Of the .338″ diameter cartridges in the hunting rifle world, the 338 Winchester Magnum is probably best known. It has two semi popular smaller cousins, the 338 Federal (.308 Winchester necked up to .338″) and 338-06 (30-06 Springfield necked up to .338″) which are better known now then they once were. Once you get into the big 338s, you have some other cartridges that are very similar. The 338 Lapua has a case capacity of 114.2 gr of water, while the 340 Weatherby- 98.0 gr, 338 Remington Ultra Mag- 113 gr., and the capacity of 338-378 Weatherby is 125 gr. I’ve sent hundreds of rounds of 340 Weatherby down range and was enamored with the cartridge in the late 90s.
Like other Weatherby cartridges, the 340 was a belted magnum with a unique, radiused, double venturi shoulder. The belted design may look dated today, but the first time I saw it, it seemed like the perfect cartridge.
When I wrote my 338 Lapua barrel length post, I couldn’t help but wonder why more people weren’t making more 338 Lapua comparisons to my old favorite, the 340 Weatherby. They were after all, remarkably similar. Here is my quote from that passage:
I don’t understand why the 340 Weatherby (above, left) isn’t compared more to the 338 Lapua Magnum (above, right), especially with the 250 grain class bullets. True, the 338 Lapua holds around 15 grains more water, but they both push a 250 grain bullet at similar speeds. Factory specs on a 250 grain bullet from a 26″ 338 Lapua are 2,950 feet/second. My 340 Weatherby shot a 250 grain bullet 2,948 feet/second all day long. When the Lapua started gaining traction in the US, I kept asking guys why they just didn’t shoot a 340.
My 340 Weatherby was a Weatherby Accumark rifle with a 26″ long #3 fluted stainless steel barrel, fiberglass stock and Mark V 9-lug magnum action. Take a look at the images below that I took nearly twenty years ago!
I can’t remember exactly why I bought that gun, or that cartridge, but I vividly remember it battering me off the bench. A quick trip to “Old Bob”, the local smith, and I ended with with a 25 1/4″ barrel and a custom blended muzzle brake. The brake did the trick. It was still punishing to shoot for a long session but the brake did an excellent job of bringing recoil down to a manageable level. You should also note the Scotchbrite kitchen-pad finish to reduce the reflective properties of the polished stainless steel barrel. That was high tech back in the day!
I ended up settling on a 250 gr. bullet over RL-22 for a muzzle velocity of 2,998 feet/second. The gun hammered, 3-shot (it’s a hunting rifle, not a match rifle) 1/2 MOA groups were the norm. Brass, while expensive, had an impressive service life. One set of casings had 12 firings on it! I attribute this to a couple of factors, good brass and I didn’t full-length size. I would use RCBS full length dies, but I would back them off so only about 2/3 of the neck was formed.
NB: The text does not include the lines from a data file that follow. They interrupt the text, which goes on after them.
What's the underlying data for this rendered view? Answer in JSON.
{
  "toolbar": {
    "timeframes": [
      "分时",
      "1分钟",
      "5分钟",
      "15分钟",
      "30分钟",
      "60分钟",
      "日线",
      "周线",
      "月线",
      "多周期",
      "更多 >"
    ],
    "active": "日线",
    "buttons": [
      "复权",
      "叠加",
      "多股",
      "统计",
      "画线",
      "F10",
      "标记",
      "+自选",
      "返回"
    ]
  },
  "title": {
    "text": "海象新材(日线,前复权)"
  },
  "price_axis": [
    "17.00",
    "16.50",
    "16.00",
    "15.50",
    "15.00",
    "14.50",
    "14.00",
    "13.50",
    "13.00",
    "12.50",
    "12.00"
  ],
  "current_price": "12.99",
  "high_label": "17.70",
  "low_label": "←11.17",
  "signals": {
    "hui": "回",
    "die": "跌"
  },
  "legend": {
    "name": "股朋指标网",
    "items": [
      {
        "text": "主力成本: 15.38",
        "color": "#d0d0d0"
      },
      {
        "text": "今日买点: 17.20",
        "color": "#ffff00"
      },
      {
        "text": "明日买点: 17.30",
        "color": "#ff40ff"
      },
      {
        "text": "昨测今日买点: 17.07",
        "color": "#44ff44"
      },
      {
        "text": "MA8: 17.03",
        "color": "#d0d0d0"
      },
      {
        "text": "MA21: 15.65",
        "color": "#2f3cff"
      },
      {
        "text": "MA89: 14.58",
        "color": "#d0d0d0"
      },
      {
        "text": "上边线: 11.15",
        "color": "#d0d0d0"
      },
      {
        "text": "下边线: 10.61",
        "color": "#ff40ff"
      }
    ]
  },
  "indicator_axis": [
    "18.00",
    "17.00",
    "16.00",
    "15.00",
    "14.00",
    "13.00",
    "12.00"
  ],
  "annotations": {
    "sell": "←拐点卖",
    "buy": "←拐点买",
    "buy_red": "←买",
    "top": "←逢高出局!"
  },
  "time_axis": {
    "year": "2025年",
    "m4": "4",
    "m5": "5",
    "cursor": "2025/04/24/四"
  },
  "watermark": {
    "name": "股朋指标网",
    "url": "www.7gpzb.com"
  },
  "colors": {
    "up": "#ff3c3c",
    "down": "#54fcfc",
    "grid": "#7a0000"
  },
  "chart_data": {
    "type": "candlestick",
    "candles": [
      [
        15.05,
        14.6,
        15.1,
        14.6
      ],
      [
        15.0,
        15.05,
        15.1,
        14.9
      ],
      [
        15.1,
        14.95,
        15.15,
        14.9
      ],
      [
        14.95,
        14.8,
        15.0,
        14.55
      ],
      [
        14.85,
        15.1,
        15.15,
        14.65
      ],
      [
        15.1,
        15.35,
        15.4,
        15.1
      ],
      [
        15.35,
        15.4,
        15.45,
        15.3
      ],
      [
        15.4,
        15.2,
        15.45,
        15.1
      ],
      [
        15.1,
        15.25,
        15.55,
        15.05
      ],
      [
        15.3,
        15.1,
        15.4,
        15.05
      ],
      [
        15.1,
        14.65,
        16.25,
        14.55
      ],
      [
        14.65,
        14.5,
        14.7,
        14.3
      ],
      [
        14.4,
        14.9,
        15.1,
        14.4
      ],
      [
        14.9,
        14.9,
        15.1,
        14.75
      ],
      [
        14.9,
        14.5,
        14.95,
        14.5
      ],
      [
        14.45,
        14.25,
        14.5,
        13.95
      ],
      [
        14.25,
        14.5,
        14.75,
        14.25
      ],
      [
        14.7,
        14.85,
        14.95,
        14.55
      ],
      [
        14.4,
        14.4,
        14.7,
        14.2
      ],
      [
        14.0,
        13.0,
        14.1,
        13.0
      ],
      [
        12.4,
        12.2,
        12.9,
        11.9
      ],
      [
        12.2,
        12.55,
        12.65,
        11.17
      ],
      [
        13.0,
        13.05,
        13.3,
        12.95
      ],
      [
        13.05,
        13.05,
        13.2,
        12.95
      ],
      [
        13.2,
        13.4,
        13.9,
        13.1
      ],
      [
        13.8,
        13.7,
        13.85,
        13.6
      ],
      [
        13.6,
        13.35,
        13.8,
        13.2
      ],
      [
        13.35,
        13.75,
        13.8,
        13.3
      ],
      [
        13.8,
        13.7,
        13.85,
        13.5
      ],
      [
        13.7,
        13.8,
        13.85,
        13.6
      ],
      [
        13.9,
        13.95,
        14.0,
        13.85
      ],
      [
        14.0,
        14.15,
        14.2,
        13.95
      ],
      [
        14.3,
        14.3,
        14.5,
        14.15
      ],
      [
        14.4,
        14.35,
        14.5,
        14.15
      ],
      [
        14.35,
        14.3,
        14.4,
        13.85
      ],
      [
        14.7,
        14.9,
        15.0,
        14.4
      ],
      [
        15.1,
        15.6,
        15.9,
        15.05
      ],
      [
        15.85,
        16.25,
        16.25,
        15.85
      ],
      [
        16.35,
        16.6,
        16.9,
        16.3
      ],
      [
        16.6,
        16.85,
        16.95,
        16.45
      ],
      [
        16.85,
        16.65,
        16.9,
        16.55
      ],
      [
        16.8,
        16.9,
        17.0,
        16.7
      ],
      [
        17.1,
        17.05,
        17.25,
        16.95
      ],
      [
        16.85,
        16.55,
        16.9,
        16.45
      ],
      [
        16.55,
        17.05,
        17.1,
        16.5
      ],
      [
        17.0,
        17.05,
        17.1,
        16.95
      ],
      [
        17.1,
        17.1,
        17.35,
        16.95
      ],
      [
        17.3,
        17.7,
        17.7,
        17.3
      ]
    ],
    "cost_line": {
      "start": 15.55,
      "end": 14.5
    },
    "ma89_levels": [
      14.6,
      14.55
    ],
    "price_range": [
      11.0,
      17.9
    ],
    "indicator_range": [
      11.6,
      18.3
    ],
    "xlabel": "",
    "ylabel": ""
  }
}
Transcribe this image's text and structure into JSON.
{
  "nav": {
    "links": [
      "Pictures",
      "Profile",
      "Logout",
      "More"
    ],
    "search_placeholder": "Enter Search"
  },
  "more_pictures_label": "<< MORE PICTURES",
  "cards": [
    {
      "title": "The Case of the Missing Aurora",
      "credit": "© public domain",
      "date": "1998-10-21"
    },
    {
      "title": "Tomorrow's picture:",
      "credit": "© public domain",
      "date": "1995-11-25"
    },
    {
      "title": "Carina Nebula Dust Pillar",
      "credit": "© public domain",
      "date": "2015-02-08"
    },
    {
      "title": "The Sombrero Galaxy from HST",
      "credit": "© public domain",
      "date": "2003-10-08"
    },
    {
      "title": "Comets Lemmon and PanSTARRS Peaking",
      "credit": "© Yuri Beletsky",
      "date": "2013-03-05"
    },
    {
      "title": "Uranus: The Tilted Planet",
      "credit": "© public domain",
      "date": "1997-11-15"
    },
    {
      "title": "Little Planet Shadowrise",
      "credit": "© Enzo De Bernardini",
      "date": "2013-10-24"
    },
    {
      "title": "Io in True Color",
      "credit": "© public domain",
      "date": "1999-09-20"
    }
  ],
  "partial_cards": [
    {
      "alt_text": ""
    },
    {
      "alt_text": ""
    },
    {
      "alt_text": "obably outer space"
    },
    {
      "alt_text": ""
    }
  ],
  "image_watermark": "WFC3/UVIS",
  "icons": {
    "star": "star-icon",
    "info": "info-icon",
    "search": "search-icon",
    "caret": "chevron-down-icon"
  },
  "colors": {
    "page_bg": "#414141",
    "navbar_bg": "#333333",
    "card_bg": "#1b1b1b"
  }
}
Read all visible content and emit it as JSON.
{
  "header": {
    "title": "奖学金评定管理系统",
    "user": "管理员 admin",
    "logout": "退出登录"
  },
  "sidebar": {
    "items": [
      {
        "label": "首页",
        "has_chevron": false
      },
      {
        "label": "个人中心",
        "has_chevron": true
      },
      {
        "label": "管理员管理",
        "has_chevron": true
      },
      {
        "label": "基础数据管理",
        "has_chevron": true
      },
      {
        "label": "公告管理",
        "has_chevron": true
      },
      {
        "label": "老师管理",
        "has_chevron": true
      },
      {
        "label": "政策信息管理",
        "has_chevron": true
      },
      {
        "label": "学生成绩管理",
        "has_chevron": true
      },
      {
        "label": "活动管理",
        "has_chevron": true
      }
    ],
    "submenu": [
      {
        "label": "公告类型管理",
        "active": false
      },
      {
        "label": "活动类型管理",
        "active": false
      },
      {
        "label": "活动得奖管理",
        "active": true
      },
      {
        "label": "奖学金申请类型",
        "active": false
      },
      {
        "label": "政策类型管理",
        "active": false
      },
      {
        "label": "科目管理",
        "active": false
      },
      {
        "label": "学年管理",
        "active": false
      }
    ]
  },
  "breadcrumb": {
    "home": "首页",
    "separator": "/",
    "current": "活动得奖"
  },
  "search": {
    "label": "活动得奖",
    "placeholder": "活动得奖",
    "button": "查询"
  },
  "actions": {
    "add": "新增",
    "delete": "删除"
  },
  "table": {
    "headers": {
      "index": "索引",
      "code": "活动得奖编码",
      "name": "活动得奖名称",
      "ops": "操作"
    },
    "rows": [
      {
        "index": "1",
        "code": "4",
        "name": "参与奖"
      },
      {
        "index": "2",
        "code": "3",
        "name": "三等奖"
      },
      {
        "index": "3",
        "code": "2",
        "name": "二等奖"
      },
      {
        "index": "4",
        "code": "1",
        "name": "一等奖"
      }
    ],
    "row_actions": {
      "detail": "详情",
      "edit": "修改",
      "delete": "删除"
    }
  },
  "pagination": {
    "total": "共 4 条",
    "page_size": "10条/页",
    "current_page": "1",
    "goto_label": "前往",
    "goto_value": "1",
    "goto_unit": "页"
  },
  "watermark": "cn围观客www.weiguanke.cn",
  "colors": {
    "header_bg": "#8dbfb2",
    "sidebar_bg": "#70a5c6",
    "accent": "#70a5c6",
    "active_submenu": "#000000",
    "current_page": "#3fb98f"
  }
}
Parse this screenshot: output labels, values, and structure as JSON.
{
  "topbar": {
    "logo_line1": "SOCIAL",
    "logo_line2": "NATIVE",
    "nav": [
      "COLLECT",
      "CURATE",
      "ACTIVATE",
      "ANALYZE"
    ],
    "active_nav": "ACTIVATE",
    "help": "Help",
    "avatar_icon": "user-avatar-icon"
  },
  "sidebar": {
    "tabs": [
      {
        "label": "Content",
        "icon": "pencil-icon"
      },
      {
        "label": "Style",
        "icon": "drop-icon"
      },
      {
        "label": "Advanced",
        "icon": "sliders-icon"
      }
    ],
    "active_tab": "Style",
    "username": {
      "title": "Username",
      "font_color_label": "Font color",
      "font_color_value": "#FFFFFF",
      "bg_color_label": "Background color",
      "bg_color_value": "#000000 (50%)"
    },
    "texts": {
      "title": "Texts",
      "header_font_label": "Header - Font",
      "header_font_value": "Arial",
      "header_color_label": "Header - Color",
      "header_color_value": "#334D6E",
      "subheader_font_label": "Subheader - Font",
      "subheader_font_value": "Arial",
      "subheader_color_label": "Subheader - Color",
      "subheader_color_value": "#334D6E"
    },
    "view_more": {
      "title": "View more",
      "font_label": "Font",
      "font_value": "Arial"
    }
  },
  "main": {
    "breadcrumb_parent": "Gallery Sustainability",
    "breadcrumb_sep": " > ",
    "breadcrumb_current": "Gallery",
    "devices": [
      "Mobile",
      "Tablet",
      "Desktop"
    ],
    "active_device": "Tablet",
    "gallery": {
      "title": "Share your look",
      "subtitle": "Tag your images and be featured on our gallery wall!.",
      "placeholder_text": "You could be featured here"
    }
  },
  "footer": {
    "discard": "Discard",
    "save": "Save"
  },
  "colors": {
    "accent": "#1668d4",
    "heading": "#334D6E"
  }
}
I ended up taking it on a plains game hunt with a 2.5-8 Steiner scope in Talley mounts. Shortly before I left for my hunt, I headed to the range to confirm my zero, the target is below:
Once I landed, I confirmed zero yet again at the air strip, and everything stayed where it was supposed too. My 340 Weatherby performed well on game from the diminutive Duiker at a full sprint, to a Nyala walking across a hill a few hundred yards away.
If you get a chance to get your hands on a 340 Weatherby, give it a shot!